The limited sphere of choices for the lower-income overweight looks even worse when you consider that a good number of urban, low-income areas are stacked with fast-food restaurants. (I don’t think it’s a coincidence that the New York-run hospitals with McDonald’s on the premises are all located in high-immigrant, high-minority areas.) When I graduated from college in Manhattan six years ago, I moved in an almost perfectly horizontal line across the island, from the Upper West Side to East Harlem. In the span of ten avenues, my food choices changed dramatically–I went from having access to vegetarian restaurants, organic grocery stores, salad bars and weekly farmer’s markets to being surrounded by McDonald’s, KFC, Burger King and Dunkin’ Donuts as my nearest options. I got a gym membership to offset the effects of “2 Big Macs for $3” Tuesdays and “Buy One Get One Free” deals at Baskin Robbins, but my location definitely affected my eating habits and opened my eyes to the correlation between weight and class. The fast food was just so (1) cheap, (2) high in caloric content, which gives you a good amount of energy for the low price you’re paying, and (3) conveniently located all over the neighborhood.

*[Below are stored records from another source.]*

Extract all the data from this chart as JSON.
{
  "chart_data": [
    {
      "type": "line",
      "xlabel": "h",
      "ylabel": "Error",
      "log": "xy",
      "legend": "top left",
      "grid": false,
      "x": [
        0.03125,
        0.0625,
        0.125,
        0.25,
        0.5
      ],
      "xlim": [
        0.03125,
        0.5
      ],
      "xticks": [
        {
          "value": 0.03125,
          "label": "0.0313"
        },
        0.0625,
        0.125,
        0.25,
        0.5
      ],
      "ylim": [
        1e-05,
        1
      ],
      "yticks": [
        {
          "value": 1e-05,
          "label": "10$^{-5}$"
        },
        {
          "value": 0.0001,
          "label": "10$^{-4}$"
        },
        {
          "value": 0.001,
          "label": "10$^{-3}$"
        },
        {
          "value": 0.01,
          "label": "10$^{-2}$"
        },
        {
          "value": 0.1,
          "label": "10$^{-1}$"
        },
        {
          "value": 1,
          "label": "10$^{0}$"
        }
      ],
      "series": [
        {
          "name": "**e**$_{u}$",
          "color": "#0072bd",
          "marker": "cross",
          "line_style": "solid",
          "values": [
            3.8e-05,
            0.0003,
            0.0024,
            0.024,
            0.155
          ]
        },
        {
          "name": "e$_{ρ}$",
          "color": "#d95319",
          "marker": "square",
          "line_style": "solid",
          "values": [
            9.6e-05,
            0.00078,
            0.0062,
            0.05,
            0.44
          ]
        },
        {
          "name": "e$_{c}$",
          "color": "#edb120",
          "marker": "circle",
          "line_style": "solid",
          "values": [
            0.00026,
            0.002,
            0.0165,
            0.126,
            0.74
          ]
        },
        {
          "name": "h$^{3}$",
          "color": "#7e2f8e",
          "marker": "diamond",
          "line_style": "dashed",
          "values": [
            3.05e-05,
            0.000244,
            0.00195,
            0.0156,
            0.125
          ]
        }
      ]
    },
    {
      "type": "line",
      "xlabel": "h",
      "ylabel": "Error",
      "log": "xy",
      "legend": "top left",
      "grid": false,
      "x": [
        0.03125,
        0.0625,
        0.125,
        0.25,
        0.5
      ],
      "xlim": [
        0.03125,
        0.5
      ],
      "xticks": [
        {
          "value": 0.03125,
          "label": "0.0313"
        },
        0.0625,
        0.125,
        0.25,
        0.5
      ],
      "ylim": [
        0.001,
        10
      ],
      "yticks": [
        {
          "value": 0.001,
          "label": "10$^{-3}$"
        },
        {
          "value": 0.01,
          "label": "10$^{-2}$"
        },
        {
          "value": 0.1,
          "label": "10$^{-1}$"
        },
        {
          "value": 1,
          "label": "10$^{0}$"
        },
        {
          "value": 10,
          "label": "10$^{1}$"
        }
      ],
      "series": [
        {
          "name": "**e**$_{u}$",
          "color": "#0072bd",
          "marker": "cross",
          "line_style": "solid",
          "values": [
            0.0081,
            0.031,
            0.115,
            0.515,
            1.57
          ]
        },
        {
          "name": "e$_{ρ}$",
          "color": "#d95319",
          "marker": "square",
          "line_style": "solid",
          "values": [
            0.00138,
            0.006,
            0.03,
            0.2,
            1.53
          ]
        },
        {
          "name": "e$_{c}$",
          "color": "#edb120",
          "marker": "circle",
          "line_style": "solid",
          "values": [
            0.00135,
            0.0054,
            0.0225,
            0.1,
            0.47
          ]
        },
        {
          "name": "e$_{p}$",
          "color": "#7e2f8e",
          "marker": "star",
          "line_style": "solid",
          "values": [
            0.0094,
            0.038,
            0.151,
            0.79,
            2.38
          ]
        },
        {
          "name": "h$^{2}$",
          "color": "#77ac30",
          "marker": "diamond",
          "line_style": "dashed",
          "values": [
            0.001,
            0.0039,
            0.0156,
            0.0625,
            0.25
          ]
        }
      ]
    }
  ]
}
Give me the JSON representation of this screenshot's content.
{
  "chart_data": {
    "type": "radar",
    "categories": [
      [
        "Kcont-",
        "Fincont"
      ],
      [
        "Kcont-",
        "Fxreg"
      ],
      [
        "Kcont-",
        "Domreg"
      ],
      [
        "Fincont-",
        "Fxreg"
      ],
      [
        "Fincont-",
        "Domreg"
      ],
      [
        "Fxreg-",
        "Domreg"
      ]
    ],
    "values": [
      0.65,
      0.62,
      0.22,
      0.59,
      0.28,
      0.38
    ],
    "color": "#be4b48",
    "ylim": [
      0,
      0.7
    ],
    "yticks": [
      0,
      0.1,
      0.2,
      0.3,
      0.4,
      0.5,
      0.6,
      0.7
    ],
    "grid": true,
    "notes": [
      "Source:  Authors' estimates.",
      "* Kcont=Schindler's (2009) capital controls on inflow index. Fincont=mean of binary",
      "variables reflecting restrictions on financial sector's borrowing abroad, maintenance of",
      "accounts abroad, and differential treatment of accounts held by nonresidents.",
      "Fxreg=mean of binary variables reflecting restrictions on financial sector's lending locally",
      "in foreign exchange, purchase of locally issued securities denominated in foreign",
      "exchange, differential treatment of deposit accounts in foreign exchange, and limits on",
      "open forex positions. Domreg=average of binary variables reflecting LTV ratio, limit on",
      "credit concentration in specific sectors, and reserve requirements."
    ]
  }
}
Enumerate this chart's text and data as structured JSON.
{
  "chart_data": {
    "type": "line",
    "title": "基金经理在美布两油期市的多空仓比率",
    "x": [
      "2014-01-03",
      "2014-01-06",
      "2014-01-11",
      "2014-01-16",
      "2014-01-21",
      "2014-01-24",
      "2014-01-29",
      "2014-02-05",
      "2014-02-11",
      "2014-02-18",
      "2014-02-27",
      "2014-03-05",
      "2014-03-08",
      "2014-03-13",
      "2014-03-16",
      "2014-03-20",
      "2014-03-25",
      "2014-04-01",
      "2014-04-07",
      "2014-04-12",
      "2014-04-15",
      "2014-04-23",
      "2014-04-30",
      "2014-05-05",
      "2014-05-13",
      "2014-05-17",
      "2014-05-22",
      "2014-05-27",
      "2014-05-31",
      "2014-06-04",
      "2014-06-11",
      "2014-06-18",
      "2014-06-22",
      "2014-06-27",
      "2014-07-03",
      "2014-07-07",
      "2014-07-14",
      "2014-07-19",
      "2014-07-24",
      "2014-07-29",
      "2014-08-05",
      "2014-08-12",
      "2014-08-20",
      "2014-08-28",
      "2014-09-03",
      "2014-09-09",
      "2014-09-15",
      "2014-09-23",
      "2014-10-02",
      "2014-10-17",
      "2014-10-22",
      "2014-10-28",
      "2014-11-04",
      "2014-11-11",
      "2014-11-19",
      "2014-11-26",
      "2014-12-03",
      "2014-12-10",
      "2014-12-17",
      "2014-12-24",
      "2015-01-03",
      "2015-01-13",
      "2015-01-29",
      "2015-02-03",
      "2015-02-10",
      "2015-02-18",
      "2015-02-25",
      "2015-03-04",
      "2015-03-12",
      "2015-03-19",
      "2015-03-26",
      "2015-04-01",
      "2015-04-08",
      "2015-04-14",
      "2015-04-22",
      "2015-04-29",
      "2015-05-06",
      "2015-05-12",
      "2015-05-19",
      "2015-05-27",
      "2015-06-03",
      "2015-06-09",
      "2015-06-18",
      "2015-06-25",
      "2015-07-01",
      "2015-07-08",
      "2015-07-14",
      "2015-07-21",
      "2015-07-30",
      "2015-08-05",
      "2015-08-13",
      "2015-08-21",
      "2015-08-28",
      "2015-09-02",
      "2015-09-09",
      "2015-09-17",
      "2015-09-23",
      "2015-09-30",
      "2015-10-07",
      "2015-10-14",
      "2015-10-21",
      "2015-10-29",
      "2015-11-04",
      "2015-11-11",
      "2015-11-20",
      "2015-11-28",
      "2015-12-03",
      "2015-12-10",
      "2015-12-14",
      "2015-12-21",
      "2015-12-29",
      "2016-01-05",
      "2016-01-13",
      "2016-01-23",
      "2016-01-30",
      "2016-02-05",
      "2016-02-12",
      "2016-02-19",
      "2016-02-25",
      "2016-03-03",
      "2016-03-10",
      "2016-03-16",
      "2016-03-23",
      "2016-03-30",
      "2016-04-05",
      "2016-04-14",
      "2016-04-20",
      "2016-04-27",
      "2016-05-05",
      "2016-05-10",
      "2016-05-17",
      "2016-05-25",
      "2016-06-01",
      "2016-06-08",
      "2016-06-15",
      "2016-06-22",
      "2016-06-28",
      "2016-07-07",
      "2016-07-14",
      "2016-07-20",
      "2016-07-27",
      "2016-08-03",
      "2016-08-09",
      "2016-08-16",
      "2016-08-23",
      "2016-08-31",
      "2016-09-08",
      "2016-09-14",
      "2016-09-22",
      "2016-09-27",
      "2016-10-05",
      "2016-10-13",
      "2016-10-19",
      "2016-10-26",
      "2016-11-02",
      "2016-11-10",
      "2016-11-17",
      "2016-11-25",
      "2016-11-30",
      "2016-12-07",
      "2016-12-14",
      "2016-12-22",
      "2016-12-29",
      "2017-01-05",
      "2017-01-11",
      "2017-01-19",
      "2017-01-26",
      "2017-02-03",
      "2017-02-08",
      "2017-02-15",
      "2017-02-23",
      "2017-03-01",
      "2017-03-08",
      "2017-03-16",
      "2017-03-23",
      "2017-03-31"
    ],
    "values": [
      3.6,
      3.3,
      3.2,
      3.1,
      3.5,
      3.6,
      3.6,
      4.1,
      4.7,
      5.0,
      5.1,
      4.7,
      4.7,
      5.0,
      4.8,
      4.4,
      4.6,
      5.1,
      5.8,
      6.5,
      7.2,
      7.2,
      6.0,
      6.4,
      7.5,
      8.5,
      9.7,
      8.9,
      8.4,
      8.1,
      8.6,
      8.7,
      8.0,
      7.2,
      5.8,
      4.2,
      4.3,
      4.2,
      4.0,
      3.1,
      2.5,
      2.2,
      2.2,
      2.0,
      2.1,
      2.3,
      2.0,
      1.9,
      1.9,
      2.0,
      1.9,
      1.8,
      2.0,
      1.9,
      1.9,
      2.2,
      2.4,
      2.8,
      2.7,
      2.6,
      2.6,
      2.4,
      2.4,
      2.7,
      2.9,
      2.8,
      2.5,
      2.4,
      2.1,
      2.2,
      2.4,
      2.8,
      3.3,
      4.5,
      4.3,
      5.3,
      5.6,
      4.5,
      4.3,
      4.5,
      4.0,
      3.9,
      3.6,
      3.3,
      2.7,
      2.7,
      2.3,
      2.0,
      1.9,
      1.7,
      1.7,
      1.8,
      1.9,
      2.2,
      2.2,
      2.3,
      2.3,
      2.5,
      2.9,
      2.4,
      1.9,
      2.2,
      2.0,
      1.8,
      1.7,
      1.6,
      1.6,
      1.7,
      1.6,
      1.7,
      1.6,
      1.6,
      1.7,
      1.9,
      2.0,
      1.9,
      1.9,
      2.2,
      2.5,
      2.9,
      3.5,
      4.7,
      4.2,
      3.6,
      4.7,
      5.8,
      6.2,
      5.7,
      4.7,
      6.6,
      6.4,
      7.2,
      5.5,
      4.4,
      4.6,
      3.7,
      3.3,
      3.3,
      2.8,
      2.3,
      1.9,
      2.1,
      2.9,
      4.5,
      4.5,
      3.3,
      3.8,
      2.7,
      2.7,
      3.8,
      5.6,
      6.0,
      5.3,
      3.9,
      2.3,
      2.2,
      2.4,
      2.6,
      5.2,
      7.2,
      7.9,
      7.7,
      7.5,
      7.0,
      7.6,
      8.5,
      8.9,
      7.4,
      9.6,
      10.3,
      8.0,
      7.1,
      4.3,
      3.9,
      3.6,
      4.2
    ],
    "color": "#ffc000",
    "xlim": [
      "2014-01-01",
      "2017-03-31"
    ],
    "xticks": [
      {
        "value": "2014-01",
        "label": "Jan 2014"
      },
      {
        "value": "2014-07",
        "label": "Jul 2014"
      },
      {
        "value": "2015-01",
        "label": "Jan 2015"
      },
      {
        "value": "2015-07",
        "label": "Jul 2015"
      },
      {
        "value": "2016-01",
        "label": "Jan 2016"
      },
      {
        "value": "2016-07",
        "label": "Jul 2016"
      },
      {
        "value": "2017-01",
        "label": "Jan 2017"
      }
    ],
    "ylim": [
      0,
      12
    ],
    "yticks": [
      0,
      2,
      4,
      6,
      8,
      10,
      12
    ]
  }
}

Of course, I don’t agree with Mollow’s stance that we should celebrate fat people of all colors instead of trying to reduce obesity in lower-income minority communities. Again, it’s all about finding the happy medium between that extreme and the equally simplistic view that fat people who stay fat just don’t want it enough. Your readers aren’t wrong to point out that there are things you can do to not be as fat, but we also need to acknowledge that it’s harder for some populations to make the meaningful and long-lasting lifestyle choices they advocate. Maybe we should have a little more empathy in addition to providing support, encouragement and education for the overweight.